The ZX Touch emulates both the ZX Spectrum 48K and 128 models using a bare-metal system on a 480 MHz ARM Cortex-M7. The absence of an operating system enables gaming to be ready in under one second from power-on (with title screen disabled) through direct hardware communication. Developing an emulator on this type of hardware was the biggest challenge for Goran.

Visuals are displayed on a 7-inch 1024 x 600 IPS touchscreen with a 50 Hz refresh rate, synchronised with the original ZX Spectrum, unlike PC emulators whose refresh rate is tied to the computer (usually 60 Hz). This key feature replicates the smooth motion of an original ZX Spectrum connected to a CRT.

Whilst all system functions are accessible via the touchscreen, player control is provided by eight tactile buttons and an analog stick, all of which are fully configurable and saveable per game. A virtual keyboard is available on the touchscreen for keyboard-centric titles like adventure games.

For durability, the console is designed with replaceable parts, such as the analog stick, speaker, and touchscreen. The integrated rechargeable battery, also replaceable, provides up to six hours of portable gameplay.

The console supports firmware updates and file management over its Wi-Fi hardware.

==Software==

Unlike generic retro consoles that rely on Android-based emulators, the ZX Touch utilises a bespoke C/C++ software environment, operating directly on its hardware without a traditional operating system.

It includes a SE Basic ROM (GPL v2 licensed) and 34 built-in licensed games, such as Baby-man vs Man-baby ZXT and Baby-man vs Nappy Bird ZXT, both designed for the console by utilising its custom in-game backgrounds feature.
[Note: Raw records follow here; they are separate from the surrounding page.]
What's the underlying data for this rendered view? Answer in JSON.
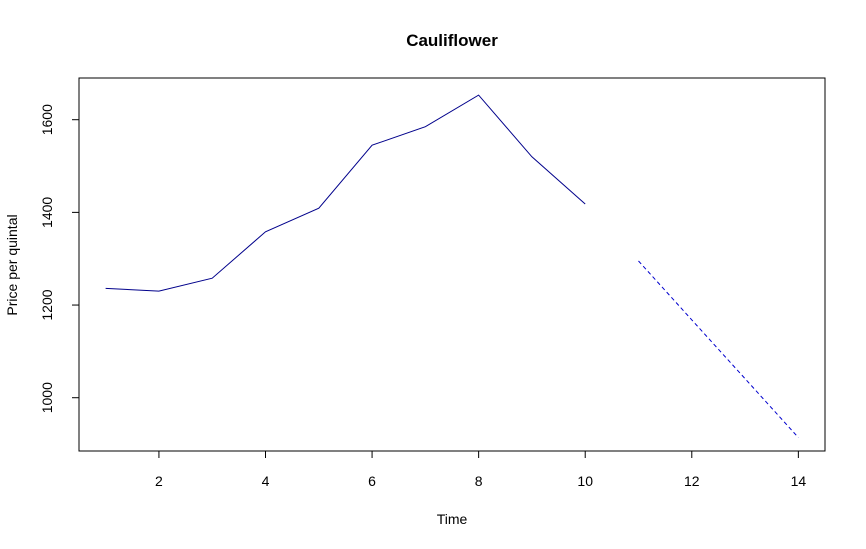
{
  "chart_data": {
    "type": "line",
    "title": "Cauliflower",
    "xlabel": "Time",
    "ylabel": "Price per quintal",
    "xlim": [
      0.5,
      14.5
    ],
    "ylim": [
      885,
      1690
    ],
    "x_ticks": [
      2,
      4,
      6,
      8,
      10,
      12,
      14
    ],
    "y_ticks": [
      1000,
      1200,
      1400,
      1600
    ],
    "grid": false,
    "series": [
      {
        "x": [
          1,
          2,
          3,
          4,
          5,
          6,
          7,
          8,
          9,
          10
        ],
        "values": [
          1236,
          1230,
          1258,
          1358,
          1409,
          1545,
          1585,
          1653,
          1520,
          1418
        ],
        "color": "#00008B",
        "style": "solid"
      },
      {
        "x": [
          11,
          12,
          13,
          14
        ],
        "values": [
          1295,
          1168,
          1041,
          914
        ],
        "color": "#0000CD",
        "style": "dashed"
      }
    ]
  }
}
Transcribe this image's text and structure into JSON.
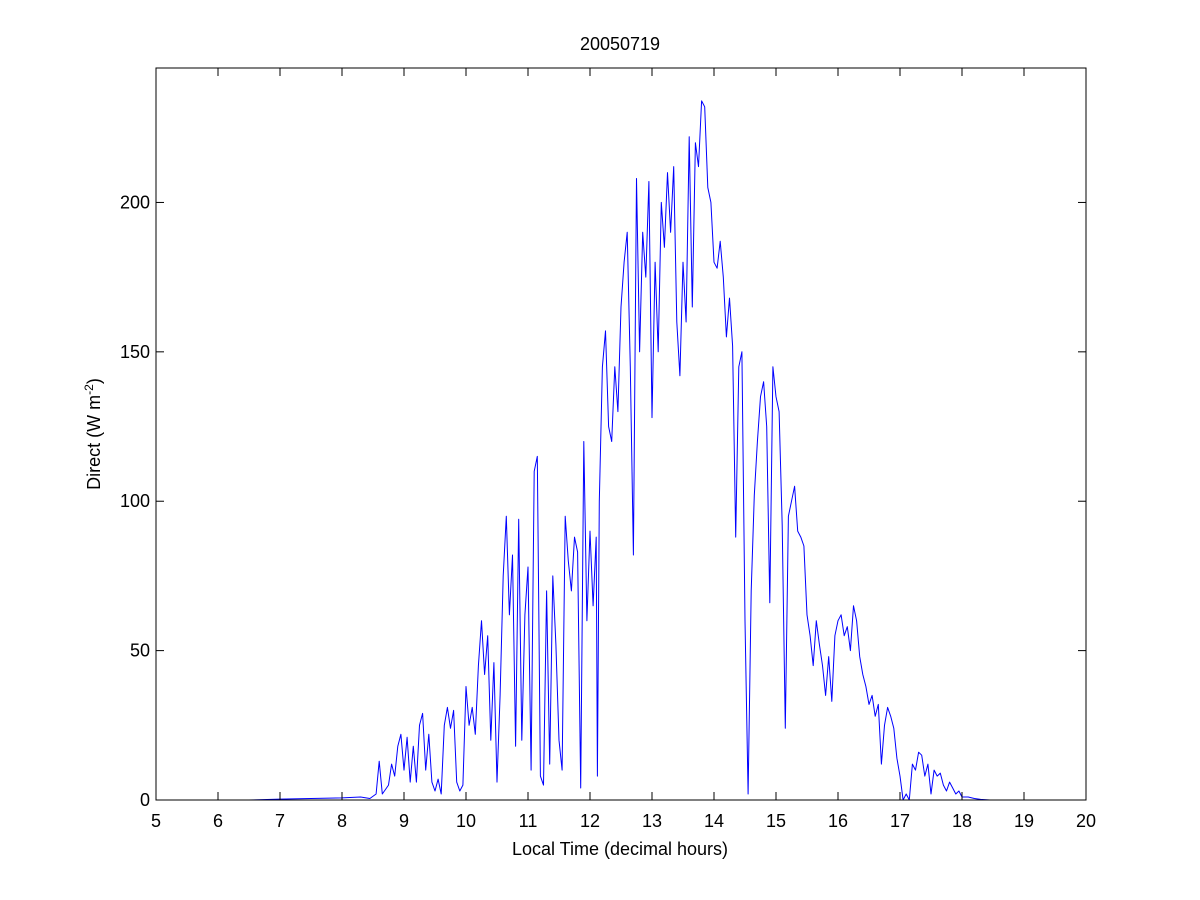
{
  "colors": {
    "background": "#ffffff",
    "axes": "#000000",
    "series": "#0000ff"
  },
  "chart_data": {
    "type": "line",
    "title": "20050719",
    "xlabel": "Local Time (decimal hours)",
    "ylabel_main": "Direct (W m",
    "ylabel_exponent": "-2",
    "ylabel_close": ")",
    "xlim": [
      5,
      20
    ],
    "ylim": [
      0,
      245
    ],
    "xticks": [
      5,
      6,
      7,
      8,
      9,
      10,
      11,
      12,
      13,
      14,
      15,
      16,
      17,
      18,
      19,
      20
    ],
    "yticks": [
      0,
      50,
      100,
      150,
      200
    ],
    "grid": false,
    "legend": "none",
    "series": [
      {
        "points": [
          [
            5.75,
            0
          ],
          [
            6.0,
            0
          ],
          [
            6.5,
            0
          ],
          [
            7.0,
            0.3
          ],
          [
            7.5,
            0.5
          ],
          [
            8.0,
            0.7
          ],
          [
            8.3,
            1
          ],
          [
            8.45,
            0.5
          ],
          [
            8.55,
            2
          ],
          [
            8.6,
            13
          ],
          [
            8.65,
            2
          ],
          [
            8.75,
            5
          ],
          [
            8.8,
            12
          ],
          [
            8.85,
            8
          ],
          [
            8.9,
            18
          ],
          [
            8.95,
            22
          ],
          [
            9.0,
            10
          ],
          [
            9.05,
            21
          ],
          [
            9.1,
            6
          ],
          [
            9.15,
            18
          ],
          [
            9.2,
            6
          ],
          [
            9.25,
            25
          ],
          [
            9.3,
            29
          ],
          [
            9.35,
            10
          ],
          [
            9.4,
            22
          ],
          [
            9.45,
            6
          ],
          [
            9.5,
            3
          ],
          [
            9.55,
            7
          ],
          [
            9.6,
            2
          ],
          [
            9.65,
            25
          ],
          [
            9.7,
            31
          ],
          [
            9.75,
            24
          ],
          [
            9.8,
            30
          ],
          [
            9.85,
            6
          ],
          [
            9.9,
            3
          ],
          [
            9.95,
            5
          ],
          [
            10.0,
            38
          ],
          [
            10.05,
            25
          ],
          [
            10.1,
            31
          ],
          [
            10.15,
            22
          ],
          [
            10.2,
            45
          ],
          [
            10.25,
            60
          ],
          [
            10.3,
            42
          ],
          [
            10.35,
            55
          ],
          [
            10.4,
            20
          ],
          [
            10.45,
            46
          ],
          [
            10.5,
            6
          ],
          [
            10.55,
            35
          ],
          [
            10.6,
            75
          ],
          [
            10.65,
            95
          ],
          [
            10.7,
            62
          ],
          [
            10.75,
            82
          ],
          [
            10.8,
            18
          ],
          [
            10.85,
            94
          ],
          [
            10.9,
            20
          ],
          [
            10.95,
            62
          ],
          [
            11.0,
            78
          ],
          [
            11.05,
            10
          ],
          [
            11.1,
            110
          ],
          [
            11.15,
            115
          ],
          [
            11.2,
            8
          ],
          [
            11.25,
            5
          ],
          [
            11.3,
            70
          ],
          [
            11.35,
            12
          ],
          [
            11.4,
            75
          ],
          [
            11.45,
            52
          ],
          [
            11.5,
            20
          ],
          [
            11.55,
            10
          ],
          [
            11.6,
            95
          ],
          [
            11.65,
            80
          ],
          [
            11.7,
            70
          ],
          [
            11.75,
            88
          ],
          [
            11.8,
            83
          ],
          [
            11.85,
            4
          ],
          [
            11.9,
            120
          ],
          [
            11.95,
            60
          ],
          [
            12.0,
            90
          ],
          [
            12.05,
            65
          ],
          [
            12.1,
            88
          ],
          [
            12.12,
            8
          ],
          [
            12.15,
            100
          ],
          [
            12.2,
            145
          ],
          [
            12.25,
            157
          ],
          [
            12.3,
            125
          ],
          [
            12.35,
            120
          ],
          [
            12.4,
            145
          ],
          [
            12.45,
            130
          ],
          [
            12.5,
            165
          ],
          [
            12.55,
            180
          ],
          [
            12.6,
            190
          ],
          [
            12.65,
            145
          ],
          [
            12.7,
            82
          ],
          [
            12.75,
            208
          ],
          [
            12.8,
            150
          ],
          [
            12.85,
            190
          ],
          [
            12.9,
            175
          ],
          [
            12.95,
            207
          ],
          [
            13.0,
            128
          ],
          [
            13.05,
            180
          ],
          [
            13.1,
            150
          ],
          [
            13.15,
            200
          ],
          [
            13.2,
            185
          ],
          [
            13.25,
            210
          ],
          [
            13.3,
            190
          ],
          [
            13.35,
            212
          ],
          [
            13.4,
            160
          ],
          [
            13.45,
            142
          ],
          [
            13.5,
            180
          ],
          [
            13.55,
            160
          ],
          [
            13.6,
            222
          ],
          [
            13.65,
            165
          ],
          [
            13.7,
            220
          ],
          [
            13.75,
            212
          ],
          [
            13.8,
            234
          ],
          [
            13.85,
            232
          ],
          [
            13.9,
            205
          ],
          [
            13.95,
            200
          ],
          [
            14.0,
            180
          ],
          [
            14.05,
            178
          ],
          [
            14.1,
            187
          ],
          [
            14.15,
            175
          ],
          [
            14.2,
            155
          ],
          [
            14.25,
            168
          ],
          [
            14.3,
            152
          ],
          [
            14.35,
            88
          ],
          [
            14.4,
            145
          ],
          [
            14.45,
            150
          ],
          [
            14.5,
            60
          ],
          [
            14.55,
            2
          ],
          [
            14.6,
            70
          ],
          [
            14.65,
            102
          ],
          [
            14.7,
            120
          ],
          [
            14.75,
            135
          ],
          [
            14.8,
            140
          ],
          [
            14.85,
            125
          ],
          [
            14.9,
            66
          ],
          [
            14.95,
            145
          ],
          [
            15.0,
            135
          ],
          [
            15.05,
            130
          ],
          [
            15.1,
            92
          ],
          [
            15.15,
            24
          ],
          [
            15.2,
            95
          ],
          [
            15.25,
            100
          ],
          [
            15.3,
            105
          ],
          [
            15.35,
            90
          ],
          [
            15.4,
            88
          ],
          [
            15.45,
            85
          ],
          [
            15.5,
            62
          ],
          [
            15.55,
            55
          ],
          [
            15.6,
            45
          ],
          [
            15.65,
            60
          ],
          [
            15.7,
            52
          ],
          [
            15.75,
            45
          ],
          [
            15.8,
            35
          ],
          [
            15.85,
            48
          ],
          [
            15.9,
            33
          ],
          [
            15.95,
            55
          ],
          [
            16.0,
            60
          ],
          [
            16.05,
            62
          ],
          [
            16.1,
            55
          ],
          [
            16.15,
            58
          ],
          [
            16.2,
            50
          ],
          [
            16.25,
            65
          ],
          [
            16.3,
            60
          ],
          [
            16.35,
            48
          ],
          [
            16.4,
            42
          ],
          [
            16.45,
            38
          ],
          [
            16.5,
            32
          ],
          [
            16.55,
            35
          ],
          [
            16.6,
            28
          ],
          [
            16.65,
            32
          ],
          [
            16.7,
            12
          ],
          [
            16.75,
            25
          ],
          [
            16.8,
            31
          ],
          [
            16.85,
            28
          ],
          [
            16.9,
            24
          ],
          [
            16.95,
            14
          ],
          [
            17.0,
            8
          ],
          [
            17.05,
            0
          ],
          [
            17.1,
            2
          ],
          [
            17.15,
            0
          ],
          [
            17.2,
            12
          ],
          [
            17.25,
            10
          ],
          [
            17.3,
            16
          ],
          [
            17.35,
            15
          ],
          [
            17.4,
            8
          ],
          [
            17.45,
            12
          ],
          [
            17.5,
            2
          ],
          [
            17.55,
            10
          ],
          [
            17.6,
            8
          ],
          [
            17.65,
            9
          ],
          [
            17.7,
            5
          ],
          [
            17.75,
            3
          ],
          [
            17.8,
            6
          ],
          [
            17.85,
            4
          ],
          [
            17.9,
            2
          ],
          [
            17.95,
            3
          ],
          [
            18.0,
            1
          ],
          [
            18.1,
            1
          ],
          [
            18.2,
            0.5
          ],
          [
            18.3,
            0.2
          ],
          [
            18.45,
            0
          ],
          [
            18.7,
            0
          ]
        ]
      }
    ]
  }
}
The device supports game loading via microSD in several formats, including its own ZTG (ZX Touch Game) that allows for bundled game data.

Driven by Goran's passion for visually refreshing classic games, the ZX Touch FX System acts as a dynamic post-processing layer applied on top of the emulator. Utilising colour palette changes, edge shading, transparency, and background images, these enhancements visually transform any game in real time while the original code runs entirely untouched.

Other features include a poke tool, optional ULAplus, turbo modes, game rewind, save/load states, and tape emulation. The console also features firmware update capabilities.